Let \(S\) be the span on the right-hand side. It is obvious that \(A'\subseteq S\). Suppose that \(x\in A\backslash A'\). Then \(A'\cup \{ x\} \) is not dissociated by maximality. Therefore there exists some \(y\in G\) and two distinct sets \(B,C\subseteq A'\cup \{ x\} \) such that

\[ \sum _{b\in B}b = y = \sum _{c\in C} c. \]

If \(x\not\in B\) and \(x\not\in C\) then this contradicts the dissociativity of \(A'\). If \(x\in B\) and \(x\in C\) then we have

\[ \sum _{b\in B\backslash x}b=y-x=\sum _{c\in C\backslash x}c, \]

again contradicting the dissociativity of \(A'\). Without loss of generality, therefore, \(x\in B\) and \(x\not\in C\). Therefore

\[ x=\sum _{c\in C}c - \sum _{b\in B\backslash x}b \]

which is in the span as required.

Theorem 2.12 Chang’s lemma ✓

Let \(G\) be a finite abelian group and \(f:G\to \mathbb {C}\). Let \(\eta {\gt}0\) and \(\alpha =N^{-1}\lVert f\rVert _1^2/\lVert f\rVert _2^2\). There exists some \(\Delta \subseteq \Delta _\eta (f)\) such that

\[ \left\lvert \Delta \right\rvert \leq \lceil e\mathcal{L}(\alpha )\eta ^{-2}\rceil \]

and

\[ \Delta _\eta (f)\subseteq \left\{ \sum _{\gamma \in \Delta }c_\gamma \gamma : c_\gamma \in \{ -1,0,1\} \right\} . \]

Proof ▼

By Lemma 2.11 it suffices to show that \(\Delta _\eta (f)\) contains no dissociated set with at least

\[ K= \lceil e\mathcal{L}(\alpha )\eta ^{-2}\rceil +1 \]

many elements. Suppose not, and let \(\Delta \subseteq \Delta _\eta (f)\) be a dissociated set of size \(K\). Then by Lemma 2.10 we have, for any \(m\geq 1\),

\[ E_{2m}(\Delta )\leq m!K^m. \]

On the other hand, by Lemma 2.8,

\[ \eta ^{2m}\alpha K^{2m}\leq E_{2m}(\Delta ). \]

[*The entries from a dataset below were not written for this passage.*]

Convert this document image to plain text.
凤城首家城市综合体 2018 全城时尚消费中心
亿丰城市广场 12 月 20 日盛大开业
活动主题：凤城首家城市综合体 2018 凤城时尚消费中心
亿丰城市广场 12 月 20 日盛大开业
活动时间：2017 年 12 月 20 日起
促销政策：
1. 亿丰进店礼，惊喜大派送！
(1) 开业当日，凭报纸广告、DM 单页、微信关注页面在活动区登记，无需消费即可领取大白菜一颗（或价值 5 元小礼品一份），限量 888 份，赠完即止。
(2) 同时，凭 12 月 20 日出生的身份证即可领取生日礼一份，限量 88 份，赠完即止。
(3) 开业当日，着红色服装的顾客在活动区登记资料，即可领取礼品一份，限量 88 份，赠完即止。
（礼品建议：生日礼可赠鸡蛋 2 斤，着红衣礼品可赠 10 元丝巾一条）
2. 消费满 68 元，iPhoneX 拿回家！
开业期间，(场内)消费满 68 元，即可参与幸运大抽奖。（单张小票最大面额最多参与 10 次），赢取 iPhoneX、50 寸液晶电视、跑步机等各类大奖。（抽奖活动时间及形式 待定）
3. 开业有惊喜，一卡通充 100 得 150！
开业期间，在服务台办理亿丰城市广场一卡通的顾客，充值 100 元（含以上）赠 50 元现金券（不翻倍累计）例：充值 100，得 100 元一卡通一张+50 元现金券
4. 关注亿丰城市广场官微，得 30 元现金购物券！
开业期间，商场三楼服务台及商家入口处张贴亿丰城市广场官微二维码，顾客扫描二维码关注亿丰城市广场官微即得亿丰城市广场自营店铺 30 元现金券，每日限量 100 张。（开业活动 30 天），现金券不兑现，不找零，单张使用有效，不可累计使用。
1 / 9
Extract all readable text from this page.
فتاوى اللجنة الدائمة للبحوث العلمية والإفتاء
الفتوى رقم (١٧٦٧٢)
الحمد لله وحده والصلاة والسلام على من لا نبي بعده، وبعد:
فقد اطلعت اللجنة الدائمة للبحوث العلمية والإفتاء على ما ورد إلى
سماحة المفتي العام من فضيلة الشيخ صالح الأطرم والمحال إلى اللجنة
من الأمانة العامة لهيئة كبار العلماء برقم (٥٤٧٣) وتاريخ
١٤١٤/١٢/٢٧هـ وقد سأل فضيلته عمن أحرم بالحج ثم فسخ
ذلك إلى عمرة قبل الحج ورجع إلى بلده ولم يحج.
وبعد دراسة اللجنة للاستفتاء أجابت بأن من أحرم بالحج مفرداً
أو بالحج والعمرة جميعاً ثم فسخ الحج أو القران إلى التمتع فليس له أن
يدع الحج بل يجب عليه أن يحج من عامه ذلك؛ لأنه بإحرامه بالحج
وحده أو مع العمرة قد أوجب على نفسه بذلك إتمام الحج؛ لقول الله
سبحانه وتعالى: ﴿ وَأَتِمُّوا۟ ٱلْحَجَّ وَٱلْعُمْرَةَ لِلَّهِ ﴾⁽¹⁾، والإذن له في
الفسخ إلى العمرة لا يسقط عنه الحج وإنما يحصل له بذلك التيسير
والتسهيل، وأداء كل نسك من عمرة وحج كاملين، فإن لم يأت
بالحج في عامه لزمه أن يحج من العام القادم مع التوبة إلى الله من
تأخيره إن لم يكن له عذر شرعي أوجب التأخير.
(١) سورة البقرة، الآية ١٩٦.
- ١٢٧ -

Rearranging these bounds, we have

\[ K^m \leq m! \alpha ^{-1}\eta ^{-2m}\leq m^m\alpha ^{-1}\eta ^{-2m}. \]

Therefore \(K\leq \alpha ^{-1/m}m\eta ^{-2}\). This is a contradiction to the choice of \(K\) if we choose \(m=\mathcal{L}(\alpha )\), since \(\alpha ^{-1/m}\leq e\).